NULLs in CHECK Constraints are Truthy
So, while we’ve all tripped over accidentally excluding NULL results through JOIN or WHERE clauses, we hopefully understand why – if we’re filtering WHERE value > 1, the expression will return NULL – NULL isn’t greater than 1, and also isn’t less than 1, it is just NULL.
Looking back at the meme, we see two examples of this not holding – NULL being truthy in CHECK constraints, and NULLs being equal in DISTINCT, but unequal in UNIQUE. These aren’t, I hasten to add, the fault of NULL. NULL is beautiful and perfect just as it is. This comes down to the ‘success’ criteria of checks being made in each process.

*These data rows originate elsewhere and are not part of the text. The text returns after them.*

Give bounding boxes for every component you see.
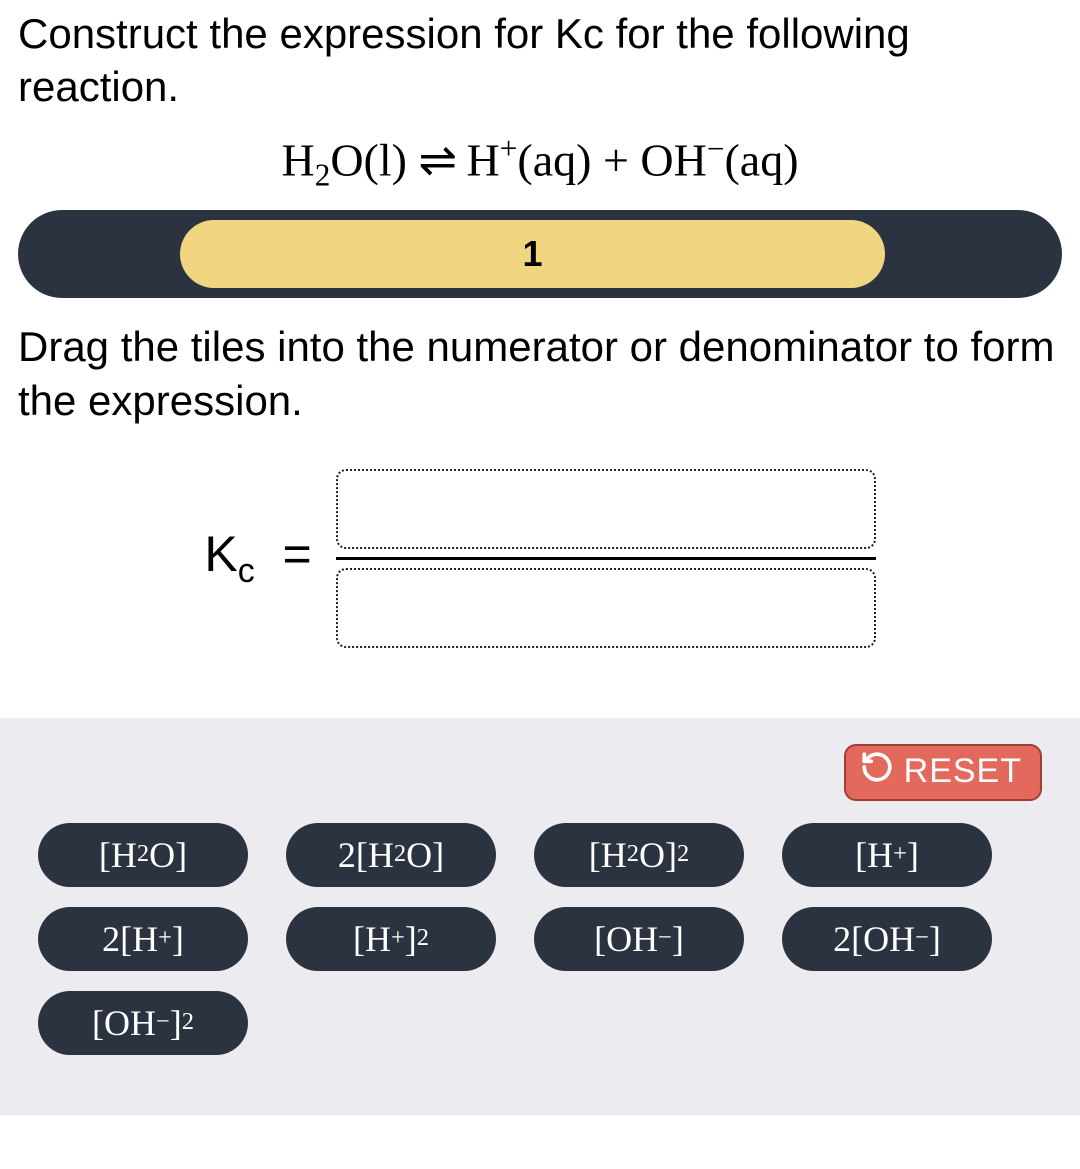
kc-label: Kc = <box>204 525 311 591</box>
tiles-grid: [H2O] 2[H2O] [H2O]2 [H+] 2[H+] [H+]2 [OH… <box>38 823 1042 1055</box>
tile-h2o-sq[interactable]: [H2O]2 <box>534 823 744 887</box>
tile-2h2o[interactable]: 2[H2O] <box>286 823 496 887</box>
undo-icon <box>860 750 894 793</box>
tile-2ohminus[interactable]: 2[OH−] <box>782 907 992 971</box>
progress-step[interactable]: 1 <box>180 220 885 288</box>
question-prompt: Construct the expression for Kc for the … <box>18 8 1062 113</box>
denominator-dropzone[interactable] <box>336 568 876 648</box>
tile-ohminus[interactable]: [OH−] <box>534 907 744 971</box>
reaction-equation: H2O(l) ⇌ H+(aq) + OH−(aq) <box>18 131 1062 194</box>
reset-label: RESET <box>904 752 1022 791</box>
progress-bar: 1 <box>18 210 1062 298</box>
tile-hplus[interactable]: [H+] <box>782 823 992 887</box>
fraction-container <box>336 469 876 648</box>
tile-bank: RESET [H2O] 2[H2O] [H2O]2 [H+] 2[H+] [H+… <box>0 718 1080 1115</box>
tile-h2o[interactable]: [H2O] <box>38 823 248 887</box>
reset-button[interactable]: RESET <box>844 744 1042 801</box>
tile-oh-sq[interactable]: [OH−]2 <box>38 991 248 1055</box>
numerator-dropzone[interactable] <box>336 469 876 549</box>
tile-hplus-sq[interactable]: [H+]2 <box>286 907 496 971</box>
kc-expression: Kc = <box>18 469 1062 648</box>
fraction-line <box>336 557 876 560</box>
drag-instruction: Drag the tiles into the numerator or den… <box>18 320 1062 429</box>
tile-2hplus[interactable]: 2[H+] <box>38 907 248 971</box>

‘Truthy’ in this case claims that NULL is treated as a ‘True’ value in CHECK constraints. This isn’t actually the case, but we can see why it looks like it is. Consider the following:
Inserting any numeric value will fail – an integer cannot be both less than 5 and greater than 10. No further explanation needed. However, inserting NULL will succeed.
Why? The numbers are, again, easy – 1<5 = True, 1>10 = False, True & False = False. No mystery. But, NULL < 5 = NULL, NULL > 10 = NULL, and NULL & NULL = NULL. This is because JOIN and WHERE clauses pass values where the clause evaluates to True, but CHECK constraints pass values where the clause evaluates to ‘Not False.’
‘Not False’ does not necessarily equal True. NULL is also ‘Not False.’
This makes the ANSI standard behaviour with UNIQUE consistent with other check constraints –NULL is neither IN nor NOT IN a set of values containing NULL. NULL != NULL, so inserting a second NULL value would not evaluate to False, and therefore pass the CHECK constraint. Note the mention of the ANSI standard. ANSI SQL thinks this is fine. PostgreSQL also thinks this is fine, but provides a NULLS NOT DISTINCT clause to alter this behaviour. SQL Server takes this NULLS NOT DISTINCT view, without giving an option to change it – you cannot insert multiple NULLs into a table with a UNIQUE constraint.
DISTINCT treats NULLs as indistinct because DISTINCT is a special snowflake. UNION is part of this club as well. I don’t have a good explanation as to why.
My best guess has to do with the console message when using an aggregate function on NULL values: “Warning: Null value is eliminated by an aggregate or other SET operation.” This doesn’t come up when using either DISTINCT or UNION, nor does any other message, but DISTINCT is functionally identical to GROUPing BY all columns in the query, so I suspect there is some behind the scenes wizardry in here that I need to learn a bit more about.
tl;dr
We often think of NULL as ‘nothing’ – empty columns are NULL, and many other languages have analogues that explicitly represent ‘nothing.’ In SQL, NULL isn’t nothing – it is unknown. It is hard to compare unknown to anything. Is unknown more than 10? I don’t know. Less than 100? I don’t know. Is this unknown equal to that unknown? I don’t know.
Accepting that we just don’t know is an important part of learning and of life. Embracing the fact that your favourite database will tell you that it just doesn’t know rather than making up an answer is an equally important part of learning SQL.
In SQL as in life, ‘I don’t know’ is a perfectly good answer. Expect it. Make three-predicate logic part of your daily life. Embrace the freedom that is NULL.
If you want to learn more about three-predicate logic and how SQL works generally, I would recommend Itzik Ben-Gan’s fantastic books ‘T-SQL Fundamentals’ and ‘T-SQL Querying.’
P.S: I know I didn’t touch on the last instance of NULL in the meme - ‘null’::jsonb IS NULL = False. ‘null’ is not NULL. One is a string, the other is a beautiful void.